Washington, 9 de febrero de 1916
El presidente Wilson los saludó con una compostura que contrastaba con el nerviosismo generalizado del resto de víctimas. Su entereza se debía sin duda a la firme convicción de que su misión no había concluido. Primero saludó a Alicia, después a los agentes y por último a Hércules.
—Muchas gracias por su heroica acción. Gracias a gente como ustedes el mundo es un poco menos cruel —dijo el presidente.
—Estamos al servicio de la verdad, señor presidente —contestó Hércules.
—Me alegra que todavía alguien sirva a la verdad.
—Presidente —comentó uno de los ayudantes—, tiene que descansar.
—Es cierto, mañana será un día muy duro. Me lloverán miles de preguntas sobre lo sucedido esta noche. Buenas noches a todos.
El presidente se retiró y uno de los hombres del servicio secreto comenzó a hacerles preguntas.
—Sé que estarán agotados, pero antes de que se marchen tienen que responderme a un par de preguntas.
—Estamos a su entera disposición —dijo Hércules.

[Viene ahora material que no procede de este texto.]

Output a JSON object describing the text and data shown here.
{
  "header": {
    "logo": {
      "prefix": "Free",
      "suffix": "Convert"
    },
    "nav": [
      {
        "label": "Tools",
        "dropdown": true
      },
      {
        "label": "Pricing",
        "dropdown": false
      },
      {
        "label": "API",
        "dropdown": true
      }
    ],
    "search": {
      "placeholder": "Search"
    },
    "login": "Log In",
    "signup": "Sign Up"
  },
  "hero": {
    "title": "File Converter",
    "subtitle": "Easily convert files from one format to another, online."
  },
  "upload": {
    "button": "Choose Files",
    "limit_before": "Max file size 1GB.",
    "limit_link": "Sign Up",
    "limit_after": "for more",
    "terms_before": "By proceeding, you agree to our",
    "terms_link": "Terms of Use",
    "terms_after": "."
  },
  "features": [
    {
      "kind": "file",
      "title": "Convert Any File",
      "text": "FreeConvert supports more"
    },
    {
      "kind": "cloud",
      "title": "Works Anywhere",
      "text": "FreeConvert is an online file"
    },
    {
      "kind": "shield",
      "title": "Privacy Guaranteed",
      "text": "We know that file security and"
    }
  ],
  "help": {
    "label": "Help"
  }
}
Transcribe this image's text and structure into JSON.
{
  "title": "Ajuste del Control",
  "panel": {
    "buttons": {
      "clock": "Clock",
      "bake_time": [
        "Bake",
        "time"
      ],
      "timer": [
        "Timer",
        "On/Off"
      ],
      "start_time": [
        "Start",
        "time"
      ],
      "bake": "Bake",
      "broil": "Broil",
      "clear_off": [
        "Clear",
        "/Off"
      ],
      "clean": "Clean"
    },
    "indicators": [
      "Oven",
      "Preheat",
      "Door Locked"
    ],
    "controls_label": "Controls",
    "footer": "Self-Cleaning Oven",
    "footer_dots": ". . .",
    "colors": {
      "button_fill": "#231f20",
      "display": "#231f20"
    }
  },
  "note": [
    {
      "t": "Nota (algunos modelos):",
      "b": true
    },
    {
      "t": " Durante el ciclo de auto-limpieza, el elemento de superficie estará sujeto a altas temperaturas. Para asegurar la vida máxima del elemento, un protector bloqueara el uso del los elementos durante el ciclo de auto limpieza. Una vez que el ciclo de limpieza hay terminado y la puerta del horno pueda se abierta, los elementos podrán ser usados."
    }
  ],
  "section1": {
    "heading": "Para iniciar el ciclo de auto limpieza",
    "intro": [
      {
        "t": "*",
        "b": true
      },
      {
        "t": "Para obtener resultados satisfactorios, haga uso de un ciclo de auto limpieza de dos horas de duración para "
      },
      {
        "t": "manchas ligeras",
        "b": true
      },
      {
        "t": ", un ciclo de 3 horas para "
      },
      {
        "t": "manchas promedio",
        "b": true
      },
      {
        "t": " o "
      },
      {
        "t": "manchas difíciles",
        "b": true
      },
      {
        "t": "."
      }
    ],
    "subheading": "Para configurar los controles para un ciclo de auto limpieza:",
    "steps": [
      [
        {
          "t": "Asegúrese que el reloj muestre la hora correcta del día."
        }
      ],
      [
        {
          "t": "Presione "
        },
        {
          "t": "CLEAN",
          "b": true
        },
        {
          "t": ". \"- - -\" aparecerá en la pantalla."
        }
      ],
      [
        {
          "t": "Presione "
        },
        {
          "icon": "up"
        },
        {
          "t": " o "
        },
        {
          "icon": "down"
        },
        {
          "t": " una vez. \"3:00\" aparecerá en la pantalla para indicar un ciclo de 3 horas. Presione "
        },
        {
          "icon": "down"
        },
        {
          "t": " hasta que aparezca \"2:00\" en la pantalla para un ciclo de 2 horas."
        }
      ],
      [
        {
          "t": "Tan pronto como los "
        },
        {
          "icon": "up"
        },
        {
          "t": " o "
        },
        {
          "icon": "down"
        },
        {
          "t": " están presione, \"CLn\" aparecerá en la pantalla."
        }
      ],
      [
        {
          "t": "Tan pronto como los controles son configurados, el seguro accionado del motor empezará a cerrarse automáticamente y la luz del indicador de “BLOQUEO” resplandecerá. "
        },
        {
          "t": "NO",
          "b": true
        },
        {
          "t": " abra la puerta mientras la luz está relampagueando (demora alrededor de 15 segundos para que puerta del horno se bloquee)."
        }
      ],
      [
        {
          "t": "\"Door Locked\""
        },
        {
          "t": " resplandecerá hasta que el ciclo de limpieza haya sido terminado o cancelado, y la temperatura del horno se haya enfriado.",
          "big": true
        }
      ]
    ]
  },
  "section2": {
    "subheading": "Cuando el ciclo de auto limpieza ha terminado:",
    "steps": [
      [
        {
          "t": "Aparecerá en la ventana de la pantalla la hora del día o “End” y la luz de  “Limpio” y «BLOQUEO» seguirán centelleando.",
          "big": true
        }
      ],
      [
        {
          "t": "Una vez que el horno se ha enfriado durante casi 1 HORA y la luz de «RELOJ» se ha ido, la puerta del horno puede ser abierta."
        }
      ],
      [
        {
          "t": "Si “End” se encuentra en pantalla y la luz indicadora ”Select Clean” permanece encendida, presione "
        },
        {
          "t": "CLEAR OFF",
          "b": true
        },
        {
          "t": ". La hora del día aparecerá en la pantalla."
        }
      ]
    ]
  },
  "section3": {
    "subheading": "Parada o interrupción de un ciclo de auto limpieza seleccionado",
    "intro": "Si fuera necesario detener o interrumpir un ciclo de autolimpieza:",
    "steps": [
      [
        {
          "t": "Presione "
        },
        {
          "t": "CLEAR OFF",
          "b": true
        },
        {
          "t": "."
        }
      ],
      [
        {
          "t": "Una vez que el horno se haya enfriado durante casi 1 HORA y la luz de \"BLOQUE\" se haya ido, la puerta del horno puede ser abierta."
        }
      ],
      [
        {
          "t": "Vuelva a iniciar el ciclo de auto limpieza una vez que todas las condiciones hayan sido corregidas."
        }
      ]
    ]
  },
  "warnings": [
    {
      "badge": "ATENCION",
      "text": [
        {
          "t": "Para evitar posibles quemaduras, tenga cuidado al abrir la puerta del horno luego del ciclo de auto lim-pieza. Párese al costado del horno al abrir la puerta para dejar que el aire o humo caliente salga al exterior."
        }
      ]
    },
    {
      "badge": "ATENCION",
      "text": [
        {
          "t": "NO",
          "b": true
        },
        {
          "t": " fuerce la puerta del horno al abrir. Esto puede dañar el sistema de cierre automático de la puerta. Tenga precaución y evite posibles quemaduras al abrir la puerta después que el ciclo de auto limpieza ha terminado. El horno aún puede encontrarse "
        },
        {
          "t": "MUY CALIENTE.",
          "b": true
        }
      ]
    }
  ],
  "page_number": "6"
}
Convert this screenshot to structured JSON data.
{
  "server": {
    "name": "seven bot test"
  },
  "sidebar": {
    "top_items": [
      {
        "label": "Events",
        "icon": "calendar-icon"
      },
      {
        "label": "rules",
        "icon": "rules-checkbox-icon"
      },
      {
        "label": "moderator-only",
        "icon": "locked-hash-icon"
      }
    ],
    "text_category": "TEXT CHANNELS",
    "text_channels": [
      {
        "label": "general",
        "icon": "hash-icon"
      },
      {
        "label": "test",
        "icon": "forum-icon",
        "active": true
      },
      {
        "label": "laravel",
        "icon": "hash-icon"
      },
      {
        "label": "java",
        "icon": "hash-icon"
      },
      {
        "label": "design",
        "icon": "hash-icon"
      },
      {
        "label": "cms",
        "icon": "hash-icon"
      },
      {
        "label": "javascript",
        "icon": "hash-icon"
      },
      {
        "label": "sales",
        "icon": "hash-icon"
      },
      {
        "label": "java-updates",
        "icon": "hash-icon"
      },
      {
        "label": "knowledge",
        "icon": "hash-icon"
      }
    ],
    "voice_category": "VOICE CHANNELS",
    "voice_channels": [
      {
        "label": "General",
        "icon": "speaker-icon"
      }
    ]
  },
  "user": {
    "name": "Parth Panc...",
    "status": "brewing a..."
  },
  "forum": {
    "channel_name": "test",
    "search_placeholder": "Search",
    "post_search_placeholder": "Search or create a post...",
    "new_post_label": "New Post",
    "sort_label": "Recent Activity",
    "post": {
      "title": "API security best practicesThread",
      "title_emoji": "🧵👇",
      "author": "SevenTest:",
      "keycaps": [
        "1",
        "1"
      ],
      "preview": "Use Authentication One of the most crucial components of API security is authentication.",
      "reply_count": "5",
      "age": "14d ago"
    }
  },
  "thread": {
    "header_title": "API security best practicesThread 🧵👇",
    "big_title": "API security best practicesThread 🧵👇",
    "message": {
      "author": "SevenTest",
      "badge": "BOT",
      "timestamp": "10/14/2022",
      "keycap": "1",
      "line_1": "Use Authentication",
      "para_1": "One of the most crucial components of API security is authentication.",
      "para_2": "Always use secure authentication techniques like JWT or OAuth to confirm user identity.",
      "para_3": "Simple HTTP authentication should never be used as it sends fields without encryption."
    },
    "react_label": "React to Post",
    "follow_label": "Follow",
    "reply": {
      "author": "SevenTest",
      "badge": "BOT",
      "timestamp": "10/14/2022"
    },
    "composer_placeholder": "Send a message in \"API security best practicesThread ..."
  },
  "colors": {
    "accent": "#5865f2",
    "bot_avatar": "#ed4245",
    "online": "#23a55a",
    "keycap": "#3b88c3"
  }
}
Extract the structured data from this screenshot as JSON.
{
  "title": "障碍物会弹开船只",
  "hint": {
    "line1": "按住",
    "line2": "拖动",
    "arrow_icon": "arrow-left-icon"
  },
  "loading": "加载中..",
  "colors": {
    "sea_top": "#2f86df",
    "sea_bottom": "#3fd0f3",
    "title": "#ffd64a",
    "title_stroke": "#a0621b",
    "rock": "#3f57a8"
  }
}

—¿Cómo supieron que iba a producirse el atentado?
—No lo supimos, lo dedujimos. Habíamos conocido a los músicos en el barco que nos traía a Norteamérica. Uno de ellos fue sospechoso de asesinato, pero no pudimos probar su culpabilidad. Les perdimos la pista, pero a nuestra amiga Alicia le resultó sospechoso que tocaran delante del presidente —dijo Hércules.
—¿Fue una simple deducción? —preguntó sorprendido el agente.
—La mayoría de cosas que creemos son simples deducciones —dijo Lincoln.
—¿Saben cuáles podían ser las razones de los asesinos para matar al presidente?
—Creemos que pertenecen a un grupo masónico del Rito Escocés, los Caballeros del Temple, su jefe es Jean Gagnon. Es bibliotecario en la Biblioteca del Congreso, escapamos de él poco antes de venir aquí —dijo Alicia.
El agente tomó nota de todo.
—¿Conocen a algún miembro más de la logia?
—No, pero los asesinos tienen relación con el ataque que recibimos hace unos días y en el que murieron varias personas —dijo Lincoln.
—Los culpables serán apresados y castigados —dijo el agente.
—Eso espero —comentó Lincoln.
—Tenemos la policía y el servicio secreto más eficiente del mundo —dijo el agente.
—¿Podemos irnos? —preguntó Lincoln.
—Sí, ¿quieren que les facilitemos un vehículo y escolta?
—No es necesario —dijo Hércules.
—Muchas gracias por su servicio a los Estados Unidos —dijo el agente de manera solemne.
Los tres abandonaron el edificio acompañados por el amigo de Lincoln. Una vez en la gélida calle se subieron a su coche y en unos minutos estaban en su hotel. Se sentían agotados y nerviosos, cada uno fue a su habitación para descansar, pero los tres se pasaron la mayor parte de la noche en vela. Sus vidas habían estado en peligro muchas veces, pero uno no terminaba nunca de acostumbrarse. Hércules observó de nuevo el libro y recordó las últimas palabras de Jean: el tesoro podía estar oculto en Manhattan. Al día siguiente partirían para Nueva York. Era una ciudad que odiaba; demasiada prisa, suciedad y contaminación, la antítesis de lo que le gustaba. Aquella noche echó de menos Madrid y por primera vez en mucho tiempo, quiso regresar a su antigua rutina, pero sin duda el destino tenía otros planes y no tardaría mucho en saberlo.